The most interesting fundraisers this week

Grafana Labs Dashboard
Photo credits: Grafana Labs

This week’s big funding rounds weren’t just about AI; open source, blockchain, construction technology, and defense technology were also included.

Arrows up: Grafana Labs, whose dashboards help companies visualize and analyze data from their infrastructure services, is now valued at over $6 billion after the open-source company extended its Series D funding round for 2022. The new funding comes from a $270 million primary and secondary transaction led by Lightspeed Venture Partners, with proceeds going to the open-source company and some of its shareholders.

IP vs. AI: PIP Labs, the parent company behind startup Story, has raised $80 million in a Series B funding round from a16z’s crypto division and others to build an “IP blockchain” to help content owners track and monetize intellectual property in the age of artificial intelligence.

Military operations: Virginia-based startup Defcon AI has closed $44 million in seed funding led by Bessemer Venture Partners to help the U.S. Department of Defense optimize logistics. The company has received about $15 million in government contracts to date and is in the process of certifying its software to handle classified, secret information.

Building blocks: Trunk Tools, a startup that offers automation tools to organize unstructured construction documentation, has raised $20 million in a Series A funding round led by Redpoint. The company will use the money to grow its team and develop new services like its recently launched construction worker incentive program, CEO Sarah Buchner told TechCrunch.
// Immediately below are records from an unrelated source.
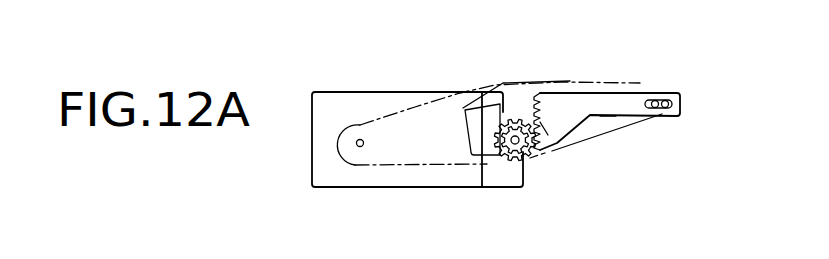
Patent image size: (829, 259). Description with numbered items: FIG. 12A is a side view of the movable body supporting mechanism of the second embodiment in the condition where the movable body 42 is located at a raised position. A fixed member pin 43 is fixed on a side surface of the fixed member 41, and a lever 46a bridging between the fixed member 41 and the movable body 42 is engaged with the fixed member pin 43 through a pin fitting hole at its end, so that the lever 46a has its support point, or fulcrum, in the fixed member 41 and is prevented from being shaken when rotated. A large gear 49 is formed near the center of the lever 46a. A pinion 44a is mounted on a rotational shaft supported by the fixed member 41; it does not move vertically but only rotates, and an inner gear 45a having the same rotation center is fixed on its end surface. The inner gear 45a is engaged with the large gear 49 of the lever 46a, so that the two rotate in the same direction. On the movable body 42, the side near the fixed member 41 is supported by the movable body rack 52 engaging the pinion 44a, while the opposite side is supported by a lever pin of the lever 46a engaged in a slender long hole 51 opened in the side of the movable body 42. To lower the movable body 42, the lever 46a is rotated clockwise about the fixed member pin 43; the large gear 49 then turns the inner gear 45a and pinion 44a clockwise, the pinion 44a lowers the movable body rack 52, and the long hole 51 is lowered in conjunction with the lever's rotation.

The fixed member 41 is at (360, 92).
The movable body 42 is at (645, 92).
The fixed member pin 43 is at (360, 147).
The pinion 44a is at (516, 112).
The inner gear 45a is at (483, 108).
The lever 46a is at (608, 125).
The large gear 49 is at (534, 115).
The long hole 51 is at (672, 103).
The movable body rack 52 is at (540, 122).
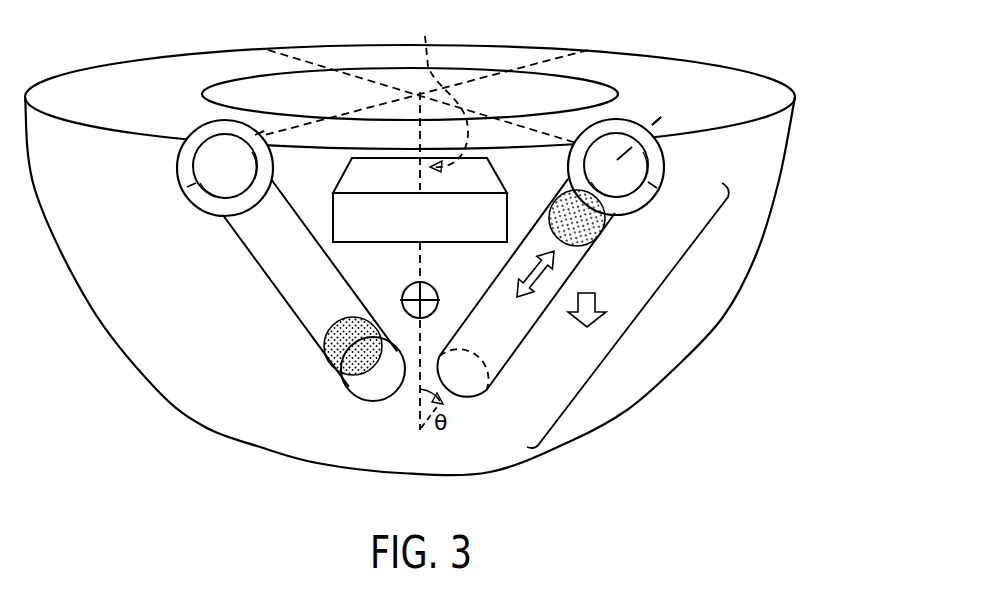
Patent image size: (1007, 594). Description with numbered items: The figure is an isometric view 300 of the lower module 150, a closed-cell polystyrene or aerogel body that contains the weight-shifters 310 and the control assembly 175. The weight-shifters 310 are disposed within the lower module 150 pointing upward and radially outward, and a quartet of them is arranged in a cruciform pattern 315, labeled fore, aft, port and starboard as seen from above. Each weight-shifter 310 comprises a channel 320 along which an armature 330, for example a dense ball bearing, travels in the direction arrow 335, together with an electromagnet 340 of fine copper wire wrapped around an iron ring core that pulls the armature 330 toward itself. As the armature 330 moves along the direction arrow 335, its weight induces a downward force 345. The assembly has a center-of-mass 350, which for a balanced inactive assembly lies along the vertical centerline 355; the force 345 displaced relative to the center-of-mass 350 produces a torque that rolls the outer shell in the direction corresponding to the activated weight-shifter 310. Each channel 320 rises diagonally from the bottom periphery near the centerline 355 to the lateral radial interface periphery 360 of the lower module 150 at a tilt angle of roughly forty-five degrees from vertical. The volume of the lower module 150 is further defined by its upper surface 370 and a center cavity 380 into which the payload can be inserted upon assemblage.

The isometric view 300 is at (700, 53).
The lateral radial interface periphery 360 is at (107, 58).
The upper surface 370 is at (150, 90).
The lower module 150 is at (781, 218).
The cruciform pattern 315 is at (357, 100).
The vertical centerline 355 is at (440, 91).
The center cavity 380 is at (547, 92).
The control assembly 175 is at (420, 200).
The electromagnet 340 is at (183, 200).
The channel 320 is at (277, 290).
The armature 330 is at (349, 375).
The center-of-mass 350 is at (401, 287).
The weight-shifter 310 is at (637, 318).
The downward force 345 is at (580, 326).
The direction arrow 335 is at (520, 297).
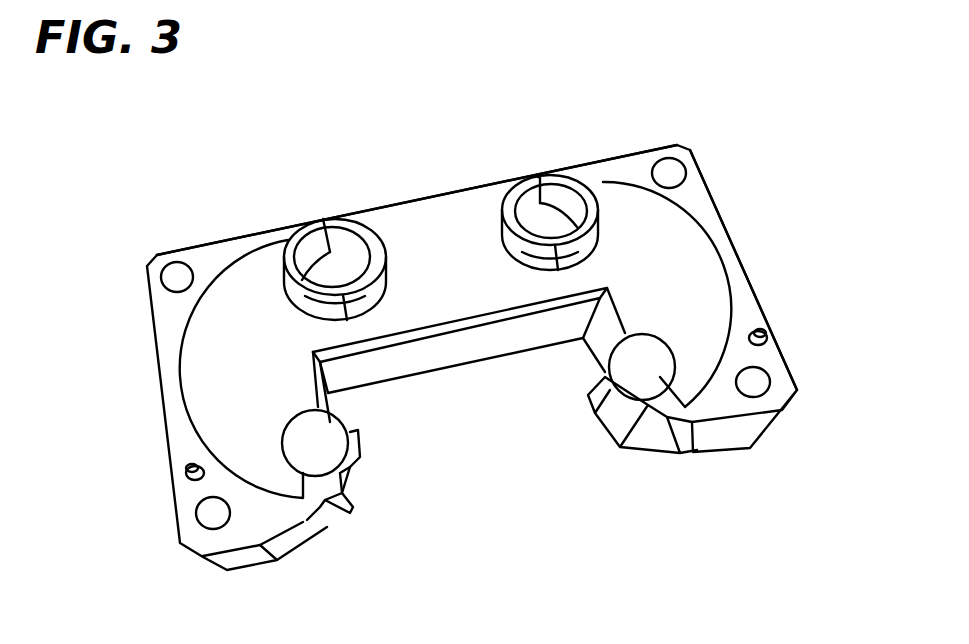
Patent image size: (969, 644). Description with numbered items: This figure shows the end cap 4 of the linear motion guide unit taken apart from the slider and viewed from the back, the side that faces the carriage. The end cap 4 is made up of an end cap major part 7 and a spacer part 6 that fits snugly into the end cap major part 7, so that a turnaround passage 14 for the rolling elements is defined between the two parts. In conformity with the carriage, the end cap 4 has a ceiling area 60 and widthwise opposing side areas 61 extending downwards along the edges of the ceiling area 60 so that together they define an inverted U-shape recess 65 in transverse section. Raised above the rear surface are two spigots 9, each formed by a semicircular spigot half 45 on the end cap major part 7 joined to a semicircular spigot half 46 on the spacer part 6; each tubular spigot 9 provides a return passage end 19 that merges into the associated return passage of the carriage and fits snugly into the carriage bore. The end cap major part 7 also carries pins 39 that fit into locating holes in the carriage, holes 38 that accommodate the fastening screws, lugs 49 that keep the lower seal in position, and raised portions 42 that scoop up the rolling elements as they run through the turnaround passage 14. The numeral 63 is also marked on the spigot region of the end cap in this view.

The most interesting VC and fund news this week

Bolt founder Ryan Breslow
Photo credits: Bolt

Instead of cash: Fintech startup Bolt hasn’t yet closed the $450 million funding round alluded to in its surprise letter to investors. London Fund CEO Ashesh Shah explained to TechCrunch in more detail why his company might participate and how: at least in part with marketing credits.

Planetary Health: Life sciences investor BEVC is raising a $25 million fund for climate-related startups, according to an SEC filing, following in the footsteps of RA Capital and Flagship Pioneering, which have also expanded their remit beyond human health.

Not least

two people shake hands
Photo credits: Getty Images

Acquisitions happen more often than advertised and aren’t always a bad deal, founders and investors told TechCrunch. In the current market environment, the alternative would be running out of money and going out of business. Getting snapped up by another company “is often not as bad an outcome for founders and key employees as it first seems,” TechCrunch’s Marina Temkin found. By entering under these circumstances, they typically outpace new hires in terms of salary and equity, which is an incentive to stay on board.